In recent years, microfluidic circuits and systems have been increasingly incorporated into biological instrumentation and used for high-throughput biology experiments. The ability to isolate specific cells or perform PCR in a large-scale format using minimal solution volumes in an instrument with a small footprint are all outcomes of the continued advances in microfluidic technology.
While such microfluidic chips and instruments have expanded in number, the ability to individually customize microfluidic designs or create unique microfluidic-based chips for use in individual labs remains the domain of well-trained chemists and engineers who have access to, and an understanding of, sophisticated manufacturing processes such as soft lithography that are beyond the scope of the traditional biologist. But it soon may be possible for any lab with an interest in creating their own microfluidic designs in-house to construct lab-on-a-chip solutions using readily available building blocks.
In the October issue of the Proceedings of the National Academy of Science, Noah Malmstadt and his colleagues at the University of Southern California in Los Angeles describe their recent work developing a unique “plug-and-play” system that not only makes microfluidic circuit design and construction easier, but also for the first time enables three-dimensional microfluidic architectures.
“The idea came from my PhD student Krisna Bhargava, who has a background in Electrical Engineering. He's used to assembling circuits from a set of standard modular components (resistors, capacitors, diodes, etc.) and found it frustrating that there wasn't a similar design methodology available for microfluidic systems,” recalled Malmstadt.
Taking their cues from the well-established fields of electrical engineering and circuit design, Malmstadt and Bhargava began designing components that could fit together to form complex microfluidic circuits.

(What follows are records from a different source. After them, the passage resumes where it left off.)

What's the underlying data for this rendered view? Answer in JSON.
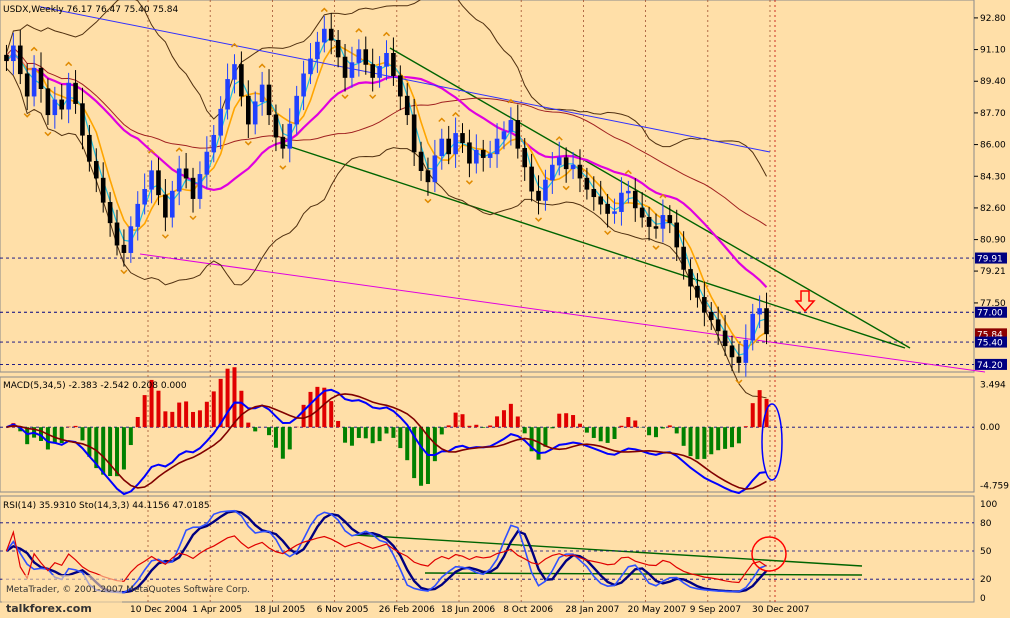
{
  "chart_data": [
    {
      "type": "candlestick",
      "panel": "price",
      "title": "USDX,Weekly  76.17 76.47 75.40 75.84",
      "symbol": "USDX",
      "timeframe": "Weekly",
      "ohlc_last": {
        "open": 76.17,
        "high": 76.47,
        "low": 75.4,
        "close": 75.84
      },
      "ylim": [
        73.9,
        93.6
      ],
      "y_ticks": [
        "92.80",
        "91.10",
        "89.40",
        "87.70",
        "86.00",
        "84.30",
        "82.60",
        "80.90",
        "79.21",
        "77.50"
      ],
      "price_labels": [
        {
          "text": "79.91",
          "value": 79.91,
          "bg": "#000080"
        },
        {
          "text": "77.00",
          "value": 77.0,
          "bg": "#000080"
        },
        {
          "text": "75.84",
          "value": 75.84,
          "bg": "#8b0000"
        },
        {
          "text": "75.40",
          "value": 75.4,
          "bg": "#000080"
        },
        {
          "text": "74.20",
          "value": 74.2,
          "bg": "#000080"
        }
      ],
      "horizontal_levels": [
        79.91,
        77.0,
        75.4,
        74.2
      ],
      "x_ticks": [
        "10 Dec 2004",
        "1 Apr 2005",
        "18 Jul 2005",
        "6 Nov 2005",
        "26 Feb 2006",
        "18 Jun 2006",
        "8 Oct 2006",
        "28 Jan 2007",
        "20 May 2007",
        "9 Sep 2007",
        "30 Dec 2007"
      ],
      "close_series": [
        90.5,
        91.3,
        89.8,
        88.6,
        90.1,
        89.0,
        87.6,
        88.4,
        87.9,
        89.3,
        88.2,
        86.5,
        85.1,
        84.2,
        82.9,
        81.8,
        80.6,
        80.2,
        81.6,
        82.8,
        83.6,
        84.6,
        83.3,
        82.1,
        83.5,
        84.7,
        84.2,
        83.1,
        84.4,
        85.6,
        86.5,
        87.9,
        89.5,
        90.3,
        88.6,
        87.1,
        88.3,
        89.2,
        87.6,
        86.4,
        85.8,
        87.1,
        88.6,
        89.8,
        90.6,
        91.5,
        92.2,
        91.6,
        90.7,
        89.6,
        90.4,
        91.1,
        90.3,
        89.6,
        90.2,
        90.9,
        89.7,
        88.6,
        87.6,
        85.6,
        84.6,
        84.0,
        85.4,
        86.3,
        85.5,
        86.6,
        86.1,
        85.0,
        85.7,
        85.3,
        85.5,
        86.3,
        86.7,
        87.3,
        85.8,
        84.8,
        83.5,
        83.0,
        84.1,
        84.9,
        85.3,
        84.7,
        84.9,
        84.2,
        83.6,
        83.2,
        82.8,
        82.3,
        82.4,
        83.4,
        83.5,
        82.6,
        82.1,
        81.6,
        81.5,
        82.2,
        81.8,
        80.5,
        79.3,
        78.4,
        77.8,
        77.0,
        76.6,
        76.0,
        75.2,
        74.6,
        74.3,
        75.5,
        76.9,
        77.2,
        75.84
      ]
    },
    {
      "type": "macd",
      "panel": "macd",
      "title": "MACD(5,34,5) -2.383 -2.542 0.208 0.000",
      "params": [
        5,
        34,
        5
      ],
      "values": {
        "main": -2.383,
        "signal": -2.542,
        "histogram": 0.208,
        "extra": 0.0
      },
      "y_ticks": [
        "3.494",
        "0.00",
        "-4.759"
      ],
      "ylim": [
        -4.9,
        3.7
      ]
    },
    {
      "type": "oscillator",
      "panel": "rsi-stoch",
      "title": "RSI(14) 35.9310 Sto(14,3,3) 44.1156 47.0185",
      "rsi": {
        "period": 14,
        "value": 35.931
      },
      "stoch": {
        "params": [
          14,
          3,
          3
        ],
        "main": 44.1156,
        "signal": 47.0185
      },
      "y_ticks": [
        "100",
        "80",
        "50",
        "20",
        "0"
      ],
      "ylim": [
        0,
        100
      ]
    }
  ],
  "watermark": {
    "copyright": "MetaTrader, © 2001-2007 MetaQuotes Software Corp.",
    "site": "talkforex.com"
  },
  "colors": {
    "background": "#ffdfa8",
    "candle_up": "#2040ff",
    "candle_down": "#000000",
    "trendline": "#006400",
    "ma_magenta": "#e000e0",
    "ma_blue": "#3030ff",
    "bollinger": "#503010",
    "ma_orange": "#ffa500",
    "macd_hist_up": "#e00000",
    "macd_hist_down": "#008000",
    "annotation_red": "#ff0000"
  }
}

The researchers decided that all of their microfluidic components would be built to a standard, cubic-geometric size with inlet and outlet elements on the sides to fit widely available tubing.
“There's nothing inherent about the cubic geometry that makes it ‘best’ for this particular approach. In some respects, we chose it because it was the simplest choice and produced circuits in which the connectivity was easy to visualize,” explained Malmstadt. And the cubic geometry did make sense for ease of fabrication since the printing technology they used—stereolithography—is a layer-by-layer process.

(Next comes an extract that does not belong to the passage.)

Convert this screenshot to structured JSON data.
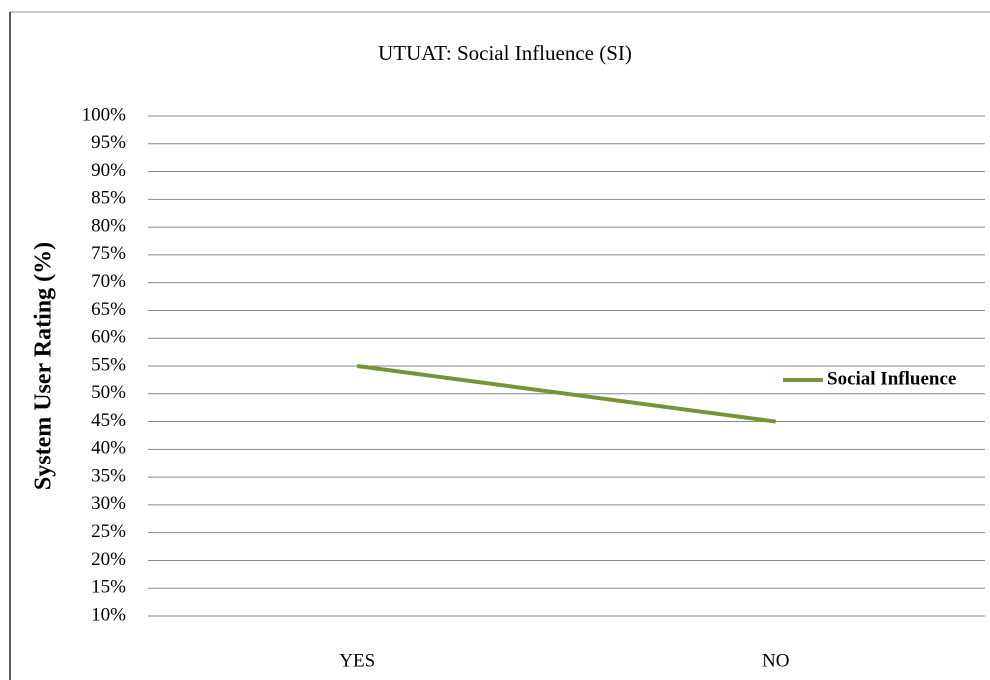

The other advantage in adapting the electronic circuit concept to microfluidics was that Malmstadt’s team could now use tools like network analysis that had been developed for classic electronic circuit design to make predictions about fluid flow and mechanics within a microfluidic circuit.
Layer-by-layer fabrication of Malmstadt’s new components also enables the design of 3-D microfluidic configurations that had previously been difficult to achieve. And 3-D architecture means something very important in circuit design: parallelization.

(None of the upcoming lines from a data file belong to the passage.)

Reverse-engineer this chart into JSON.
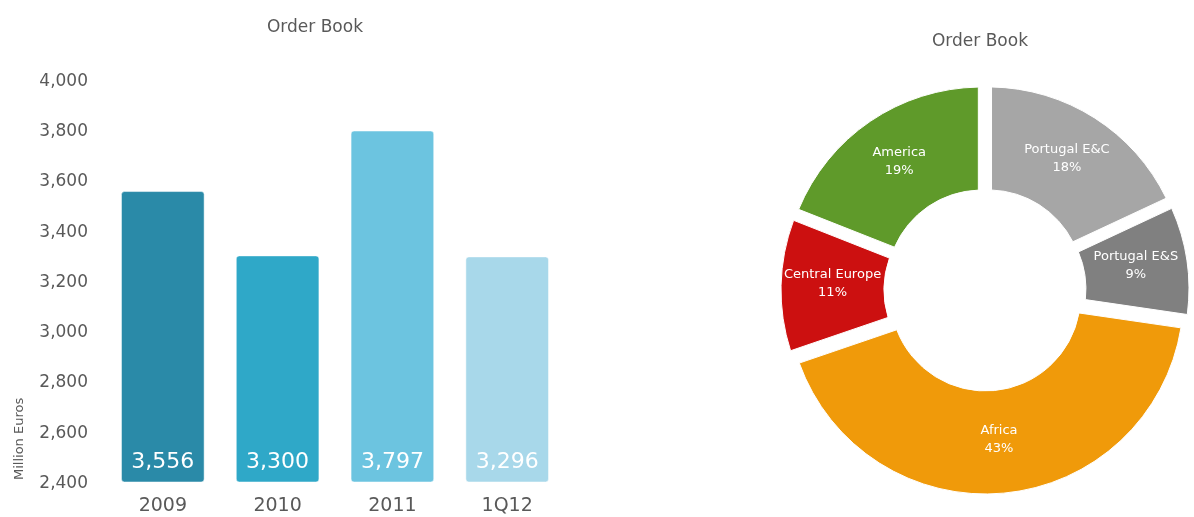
{
  "chart_data": [
    {
      "type": "bar",
      "title": "Order Book",
      "ylabel": "Million Euros",
      "categories": [
        "2009",
        "2010",
        "2011",
        "1Q12"
      ],
      "values": [
        3556,
        3300,
        3797,
        3296
      ],
      "colors": [
        "#2a8aa8",
        "#2fa8c8",
        "#6cc4e0",
        "#a8d8ea"
      ],
      "ylim": [
        2400,
        4000
      ],
      "yticks": [
        {
          "value": 2400,
          "label": "2,400"
        },
        {
          "value": 2600,
          "label": "2,600"
        },
        {
          "value": 2800,
          "label": "2,800"
        },
        {
          "value": 3000,
          "label": "3,000"
        },
        {
          "value": 3200,
          "label": "3,200"
        },
        {
          "value": 3400,
          "label": "3,400"
        },
        {
          "value": 3600,
          "label": "3,600"
        },
        {
          "value": 3800,
          "label": "3,800"
        },
        {
          "value": 4000,
          "label": "4,000"
        }
      ],
      "value_labels": [
        "3,556",
        "3,300",
        "3,797",
        "3,296"
      ],
      "grid": false
    },
    {
      "type": "donut",
      "title": "Order Book",
      "categories": [
        "Portugal E&C",
        "Portugal E&S",
        "Africa",
        "Central Europe",
        "America"
      ],
      "values": [
        18,
        9,
        43,
        11,
        19
      ],
      "colors": [
        "#a6a6a6",
        "#808080",
        "#f09a0a",
        "#cc1010",
        "#5f9a2a"
      ],
      "value_labels": [
        "18%",
        "9%",
        "43%",
        "11%",
        "19%"
      ]
    }
  ]
}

“The way to leverage the advantages of microfluidics for industrial-scale chemical production is to run many devices in parallel, much like how a modern supercomputer works by running many off-the-shelf microprocessors in parallel,” said Malmstadt. Channels arranged in three dimensions rather than two allow researchers greater flexibility and more possibilities in constructing new microfluidic circuit elements.
In the future, Malmstadt hopes to make his modular assembly approach as widely available to researchers and students as possible. “We'd love to develop a community of users. We're thinking of an open-source model where members of the community can share designs for new modules and ideas for connecting them into practical devices.”